Dr. Robert Hodgin, left, holds up the plaque Bay Area Houston Economic Partnership presented him to recognize his 30 years of analyzing regional economic data at BAHEP’s annual State of the Economy Luncheon at the Clear Lake Hilton. With his is Dr. Jason Murasko, who took a look into our economic future after Hodgin gave the economic update.

Dr. Robert Hodgin, left, holds up the plaque Bay Area Houston Economic Partnership presented him to recognize his 30 years of analyzing regional economic data at BAHEP’s annual State of the Economy Luncheon at the Clear Lake Hilton. With his is Dr. Jason Murasko, who took a look into our economic future after Hodgin gave the economic update.

“We are in full recovery in this region. Unemployment is dropping drastically and we continue to grow jobs.”

Those were the words of Dr. Robert Hodgin as he gave a 30-year perspective to the Bay Area Houston Economic Partnership at its annual State of the Economy Luncheon at the Clear Lake Hilton.

In fact, he added, “we have more people working now than ever before.”

Joining him in predicting “What Lies Ahead?” was Dr. Jason Murasko. Both are associate professors of economics at the University of Houston-Clear Lake.

Hodgin first took the luncheon crowd back to 1980 when NASA Road 1 was only two lanes, most water craft was sail-powered, a drawbridge separated Seabrook and Kemah and South Shore Harbour was only a concept.

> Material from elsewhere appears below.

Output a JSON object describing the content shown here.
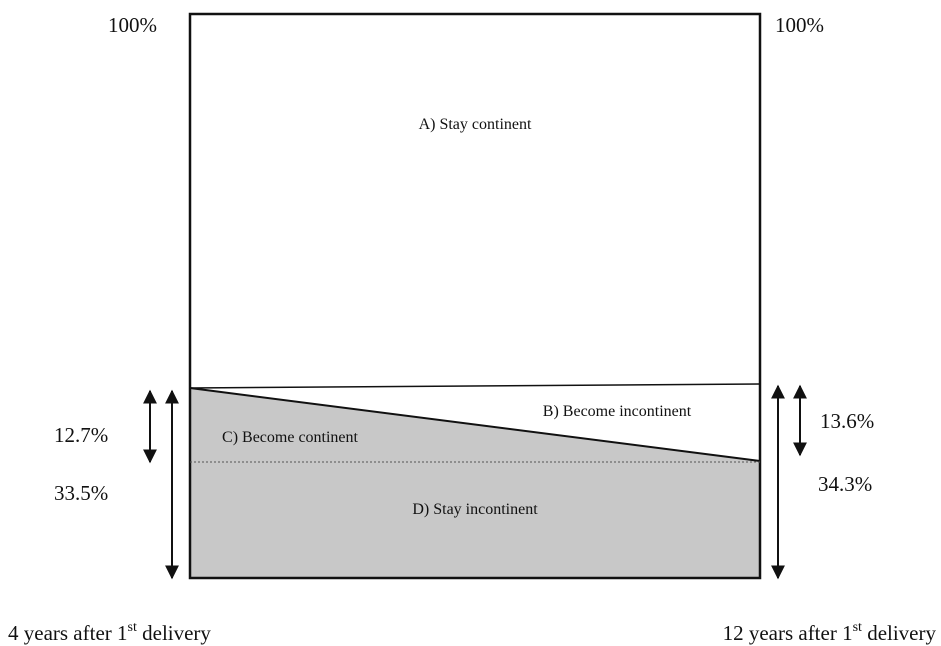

Clear Lake City Boulevard did not exist, Space Center Boulevard ended near NASA’s big swimming pool and travel from La Porte to Baytown was through an underground tunnel. But things began to change as the population grew an average of 3.3 percent annually and the population became better educated – growing from 21 percent with bachelor degrees in 1990 to 27 percent in 2010.

Today,  with 36 percent of the population in management, business, science and the arts, 18 percent of our residents earn between $50,000 and $75,000; 13 percent between $75,000 and $100,000; and 17 percent between $100,000 and $150,000, Hodgin said. Approximately 5 percent earn $200,000 or more while a like number earn less than $10,000.

While the U.S. has a 7.8 unemployment rate, the Bay Area’s unemployment is only 6 percent with “employment opportunities abounding in the region – driven by health care expansion, increased maritime activity and specialty chemical products.”

Looking ahead, Murasko feels the economy, in the short term, “looks very, very good.”

Yet, there’s things to consider in the months ahead, he pointed out, such as the direction of aerospace, the long-term federal budget, the keystone pipeline, natural gas prices, the European economy and Middle East conflicts.

But with the Bay Area’s young and well educated workforce, the infrastructure is there to support modest growth in economic activity in the days ahead.